Tandem mass spectrometry followed by database search is currently the predominant technology for peptide sequencing in shotgun proteomics experiments. Most methods compare experimentally observed spectra to the theoretical spectra predicted from the sequences in protein databases. There is a growing interest, however, in comparing unknown experimental spectra to a library of previously identified spectra. This approach has the advantage of taking into account instrument-dependent factors and peptide-specific differences in fragmentation probabilities. It is also computationally more efficient for high-throughput proteomics studies.

RESULTS:

This paper investigates computational issues related to this spectral comparison approach. Different methods have been empirically evaluated over several large sets of spectra.

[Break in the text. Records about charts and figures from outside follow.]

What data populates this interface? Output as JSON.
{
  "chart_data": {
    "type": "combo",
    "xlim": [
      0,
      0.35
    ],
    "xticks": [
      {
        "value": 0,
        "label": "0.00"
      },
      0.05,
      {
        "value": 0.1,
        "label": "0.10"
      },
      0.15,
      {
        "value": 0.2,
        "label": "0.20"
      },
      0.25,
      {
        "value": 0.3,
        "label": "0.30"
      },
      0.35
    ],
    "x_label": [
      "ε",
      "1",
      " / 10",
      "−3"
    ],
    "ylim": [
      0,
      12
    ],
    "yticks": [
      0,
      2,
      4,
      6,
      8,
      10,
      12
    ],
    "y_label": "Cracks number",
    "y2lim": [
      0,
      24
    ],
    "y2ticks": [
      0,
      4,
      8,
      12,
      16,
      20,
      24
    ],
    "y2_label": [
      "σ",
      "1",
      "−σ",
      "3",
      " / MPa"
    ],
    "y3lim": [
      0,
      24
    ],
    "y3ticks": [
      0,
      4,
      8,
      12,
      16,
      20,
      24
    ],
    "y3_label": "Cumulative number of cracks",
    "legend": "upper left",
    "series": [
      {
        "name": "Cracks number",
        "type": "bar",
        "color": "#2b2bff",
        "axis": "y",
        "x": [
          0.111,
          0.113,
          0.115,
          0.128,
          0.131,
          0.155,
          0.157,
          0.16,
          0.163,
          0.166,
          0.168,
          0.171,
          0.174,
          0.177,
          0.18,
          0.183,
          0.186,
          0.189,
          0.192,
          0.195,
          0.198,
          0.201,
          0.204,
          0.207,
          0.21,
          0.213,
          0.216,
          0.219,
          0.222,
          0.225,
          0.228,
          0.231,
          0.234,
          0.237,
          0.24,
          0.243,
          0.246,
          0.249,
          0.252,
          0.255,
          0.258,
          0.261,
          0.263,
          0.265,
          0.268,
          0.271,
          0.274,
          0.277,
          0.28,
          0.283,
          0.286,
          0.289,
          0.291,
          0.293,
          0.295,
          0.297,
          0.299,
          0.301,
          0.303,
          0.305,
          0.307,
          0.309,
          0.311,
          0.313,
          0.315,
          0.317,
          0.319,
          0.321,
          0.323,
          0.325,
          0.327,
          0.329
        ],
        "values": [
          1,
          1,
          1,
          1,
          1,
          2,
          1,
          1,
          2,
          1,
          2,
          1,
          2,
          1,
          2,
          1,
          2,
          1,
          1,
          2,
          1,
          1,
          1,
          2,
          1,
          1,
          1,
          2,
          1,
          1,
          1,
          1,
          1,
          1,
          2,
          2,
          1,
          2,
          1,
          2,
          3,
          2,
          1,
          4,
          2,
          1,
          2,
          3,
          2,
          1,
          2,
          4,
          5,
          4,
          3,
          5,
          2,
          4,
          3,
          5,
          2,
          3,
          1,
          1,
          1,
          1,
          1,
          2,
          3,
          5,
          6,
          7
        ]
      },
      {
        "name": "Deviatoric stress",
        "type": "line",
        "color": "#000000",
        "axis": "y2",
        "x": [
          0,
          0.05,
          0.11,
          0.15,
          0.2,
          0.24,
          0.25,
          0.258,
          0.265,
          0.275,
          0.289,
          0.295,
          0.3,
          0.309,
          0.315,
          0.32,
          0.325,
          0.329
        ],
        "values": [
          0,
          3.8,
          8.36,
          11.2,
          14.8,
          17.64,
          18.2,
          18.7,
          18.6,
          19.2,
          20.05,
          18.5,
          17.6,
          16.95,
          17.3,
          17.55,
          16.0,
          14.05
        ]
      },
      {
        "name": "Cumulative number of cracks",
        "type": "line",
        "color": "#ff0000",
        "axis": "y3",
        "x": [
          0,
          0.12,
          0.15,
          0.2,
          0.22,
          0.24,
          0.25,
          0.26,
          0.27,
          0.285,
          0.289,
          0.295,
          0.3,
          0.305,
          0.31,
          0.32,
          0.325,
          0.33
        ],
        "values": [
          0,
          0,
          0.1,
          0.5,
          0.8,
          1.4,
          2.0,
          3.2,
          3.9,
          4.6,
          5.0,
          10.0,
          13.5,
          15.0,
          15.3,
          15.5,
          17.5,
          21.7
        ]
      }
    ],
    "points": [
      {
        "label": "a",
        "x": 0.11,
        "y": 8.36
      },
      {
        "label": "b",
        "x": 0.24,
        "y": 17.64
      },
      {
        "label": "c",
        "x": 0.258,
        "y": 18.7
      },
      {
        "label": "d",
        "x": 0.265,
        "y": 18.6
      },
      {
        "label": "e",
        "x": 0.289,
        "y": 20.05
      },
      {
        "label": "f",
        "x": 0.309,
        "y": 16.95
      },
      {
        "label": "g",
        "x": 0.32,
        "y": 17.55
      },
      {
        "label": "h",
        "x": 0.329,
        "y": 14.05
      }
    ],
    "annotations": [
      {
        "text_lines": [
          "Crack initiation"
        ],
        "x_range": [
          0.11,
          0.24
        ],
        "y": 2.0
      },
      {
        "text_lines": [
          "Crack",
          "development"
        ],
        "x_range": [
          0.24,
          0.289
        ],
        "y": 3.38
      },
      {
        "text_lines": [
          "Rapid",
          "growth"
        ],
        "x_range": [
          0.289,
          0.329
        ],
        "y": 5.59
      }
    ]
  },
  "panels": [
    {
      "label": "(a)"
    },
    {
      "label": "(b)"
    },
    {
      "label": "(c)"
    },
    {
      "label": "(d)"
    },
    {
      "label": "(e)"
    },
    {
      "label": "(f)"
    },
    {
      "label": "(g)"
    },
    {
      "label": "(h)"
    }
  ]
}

First, we illustrate that the peak intensities follow a Poisson distribution. This implies that applying a square root transform will optimally stabilize the peak intensity variance. Our results show that the square root did indeed outperform other transforms, resulting in improved accuracy of spectral matching. Second, different measures of spectral similarity were compared, and the results illustrated that the correlation coefficient was most robust. Finally, we examine how to assemble multiple spectra associated with the same peptide to generate a synthetic reference spectrum. Ensemble averaging is shown to provide the best combination of accuracy and efficiency.

CONCLUSION:

Our results demonstrate that when combined, these methods can boost the sensitivity and specificity of spectral comparison. Therefore they are capable of enhancing and complementing existing tools for consistent and accurate peptide identification.